Grandma on the far left
     Being her only granddaughter, the two of us were close and I may have been ever so slightly spoiled.  Grandma delighted in buying me dresses, shoes, my beloved Easter bonnets and little white gloves, and yes, she bought me a pony; so what, lots of kids have ponies.  She taught me to make pie crust, inadvertently taught me to enjoy Manhattans by slipping me the whiskey infused cherries from hers and made me feel completely loved.  She could be strict too; there was no excuse for missing Mass on Sunday morning, or the Stations during Lent, and woe to the shop keeper who earned her displeasure.  Once after berating one for less than stellar service she turned to my ten year old self and whispered with a twinkle in her eye, “we aren’t Irish for nothing”.

     Grandma once asked me what I would like to have of hers after she was gone and though I didn’t want to consider such a thing, I answered," the Bible".  She bought it in 1931 when she married my Grandfather and it was massive, or so it seemed to a small child.  I would take the Bible from its place of honor on the inlaid table in her front parlor, and carefully lay it on the floor.  There I’d sit under the watchful eyes of the JFK bust on the television and Pope Paul IV’s photo on the wall,  leafing through its pages, transported as I gazed at photos of the Vatican, the far away deserts of the holy land and brightly colored illustrations of martyrs and saints.

     But there was more in the Bible.  Opening it for the first time after it came into my possession I found a newspaper clipping.  It was the obituary of Grandma’s father Edward O’Hora who died when she was a young girl.  From that obituary I learned his parent’s names.  There were memorial cards for long dead relatives and a few for people I couldn’t identify.  Tucked in way near the back was a little booklet titled, “Prayers of an Irish Mother”, compiled by Mary Dolan in 1934 and published in Dublin.  My favorite prayer in the booklet:
  
 St. Colmcille, who suffered pain and grief of exile, watch over the children of Ireland, scattered throughout the world.  Obtain for them solace and courage, and keep them true to God in every trial and temptation!

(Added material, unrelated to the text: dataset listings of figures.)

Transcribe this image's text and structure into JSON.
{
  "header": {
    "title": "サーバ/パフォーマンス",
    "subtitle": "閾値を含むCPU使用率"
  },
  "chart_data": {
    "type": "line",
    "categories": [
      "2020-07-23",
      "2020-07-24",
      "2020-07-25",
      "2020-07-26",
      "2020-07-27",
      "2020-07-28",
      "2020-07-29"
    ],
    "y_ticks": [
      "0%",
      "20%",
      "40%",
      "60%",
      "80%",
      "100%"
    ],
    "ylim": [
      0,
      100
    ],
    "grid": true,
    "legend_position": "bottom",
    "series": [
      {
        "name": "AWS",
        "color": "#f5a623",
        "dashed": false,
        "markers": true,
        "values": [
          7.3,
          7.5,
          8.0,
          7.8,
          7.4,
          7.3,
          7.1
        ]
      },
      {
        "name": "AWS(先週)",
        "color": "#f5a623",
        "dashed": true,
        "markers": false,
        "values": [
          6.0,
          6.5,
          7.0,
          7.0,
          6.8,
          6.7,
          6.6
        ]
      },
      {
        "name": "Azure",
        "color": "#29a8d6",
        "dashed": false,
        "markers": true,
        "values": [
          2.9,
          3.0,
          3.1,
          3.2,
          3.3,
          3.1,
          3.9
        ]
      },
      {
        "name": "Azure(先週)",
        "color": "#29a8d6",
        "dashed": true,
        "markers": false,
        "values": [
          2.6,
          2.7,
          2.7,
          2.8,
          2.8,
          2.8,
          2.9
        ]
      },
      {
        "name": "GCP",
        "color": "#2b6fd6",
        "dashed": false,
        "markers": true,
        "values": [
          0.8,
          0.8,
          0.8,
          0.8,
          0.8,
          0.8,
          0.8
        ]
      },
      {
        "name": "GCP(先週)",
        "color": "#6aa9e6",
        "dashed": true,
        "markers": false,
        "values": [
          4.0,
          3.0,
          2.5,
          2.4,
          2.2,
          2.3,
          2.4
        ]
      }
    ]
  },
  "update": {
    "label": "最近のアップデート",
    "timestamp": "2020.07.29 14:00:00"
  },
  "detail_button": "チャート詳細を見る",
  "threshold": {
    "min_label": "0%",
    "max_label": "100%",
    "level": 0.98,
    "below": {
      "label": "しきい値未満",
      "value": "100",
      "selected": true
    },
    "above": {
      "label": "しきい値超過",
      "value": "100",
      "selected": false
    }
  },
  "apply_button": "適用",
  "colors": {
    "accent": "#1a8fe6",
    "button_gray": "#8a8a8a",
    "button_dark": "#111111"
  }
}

     What a fitting prayer to be in the bible of a woman whose every grandparent was a famine immigrant.  The famine seems so long ago, and yet my grandmother knew these people who were forced from their homes and country.  How I wish I had known them too, how I wish I had asked her more about them.  Mostly though, I just wish I could talk to herself today.
 Happy Birthday Grandma, I love you!